What’s more, the report doesn’t take into account the effect of other bad policies that are a more or less direct result of the Republican takeover in 2010. Two big bads stand out: letting payroll taxes rise, and sharply reducing aid to the unemployed even though there are still three times as many people looking for work as there are job openings. Both actions have reduced the purchasing power of American workers, weakening consumer demand and further reducing growth.
Putting it all together, it’s a good guess that those estimates of damage from political hostage-taking understate the true harm done. Elections have consequences, and one consequence of Republican victories in the 2010 midterms has been a still-weak economy when we could and should have been well on the way to full recovery.
But why have Republican demands so consistently had a depressing effect on the economy?
Part of the answer is that the party remains determined to wage top-down class warfare in an economy where such warfare is particularly destructive. Slashing benefits to the unemployed because you think they have it too easy is cruel even in normal times, but it has the side effect of destroying jobs when the economy is already depressed. Defending tax cuts for the wealthy while happily scrapping tax cuts for ordinary workers means redistributing money from people likely to spend it to people who are likely to sit on it.
We should also acknowledge the power of bad ideas. Back in 2011, triumphant Republicans eagerly adopted the concept, already popular in Europe, of “expansionary austerity” — the notion that cutting spending would actually boost the economy by increasing confidence. Experience since then has thoroughly refuted this concept: Across the advanced world, big spending cuts have been associated with deeper slumps.

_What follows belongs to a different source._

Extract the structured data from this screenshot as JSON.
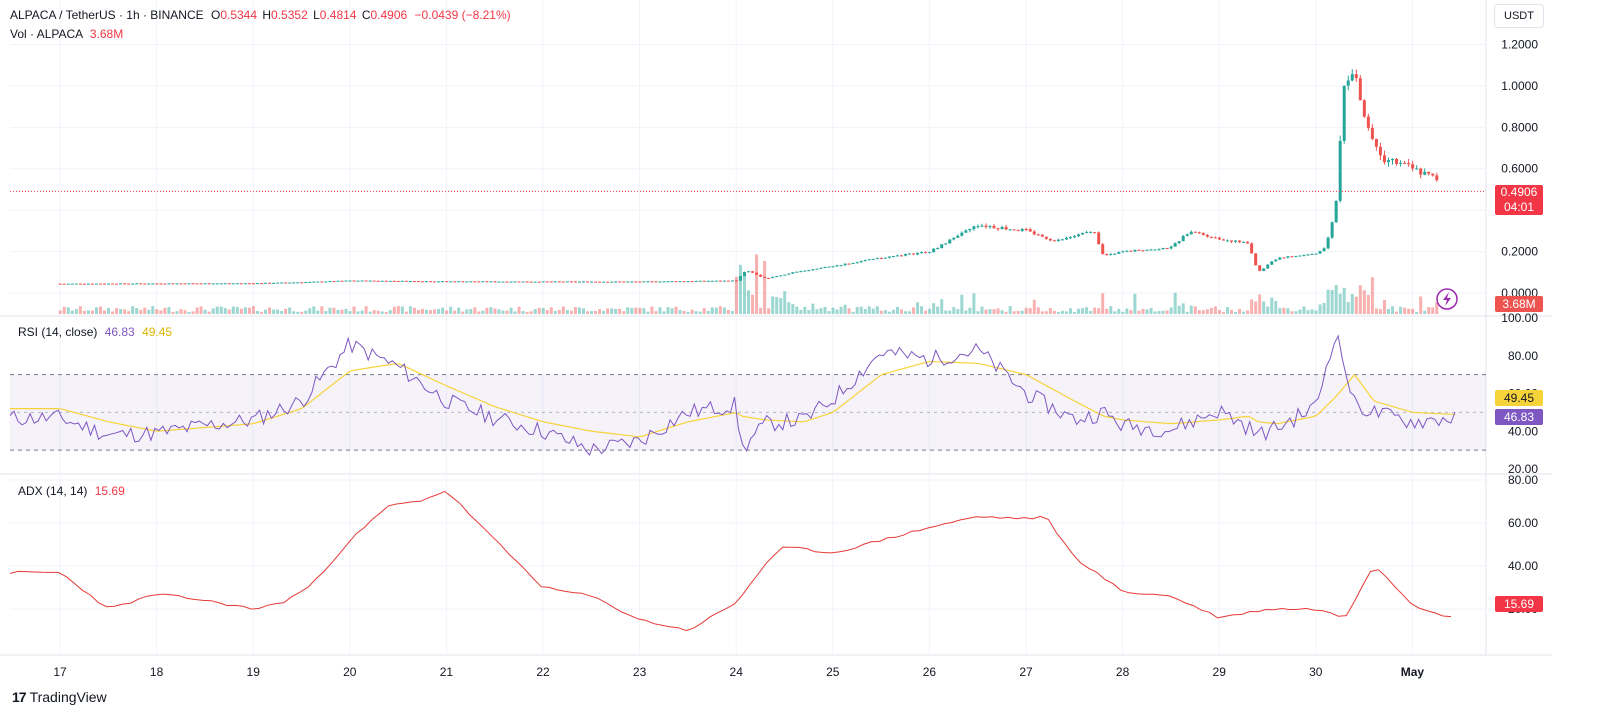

In fact, the International Monetary Fund eventually issued what amounted to a mea culpa, admitting that it greatly underestimated the harm that spending cuts inflict. As you may have noticed, however, today’s Republicans aren’t big on revising their views in the face of contrary evidence.
Are all the economy’s problems the G.O.P.’s fault? Of course not. President Obama didn’t take a strong enough stand against spending cuts, and the Federal Reserve could have done more to support growth. But most of the blame for the wrong turn we took on economic policy, nonetheless, rests with the extremists and extortionists controlling the House.
Things could have been even worse. This week, we managed to avoid driving off a cliff. But we’re still on the road to nowhere.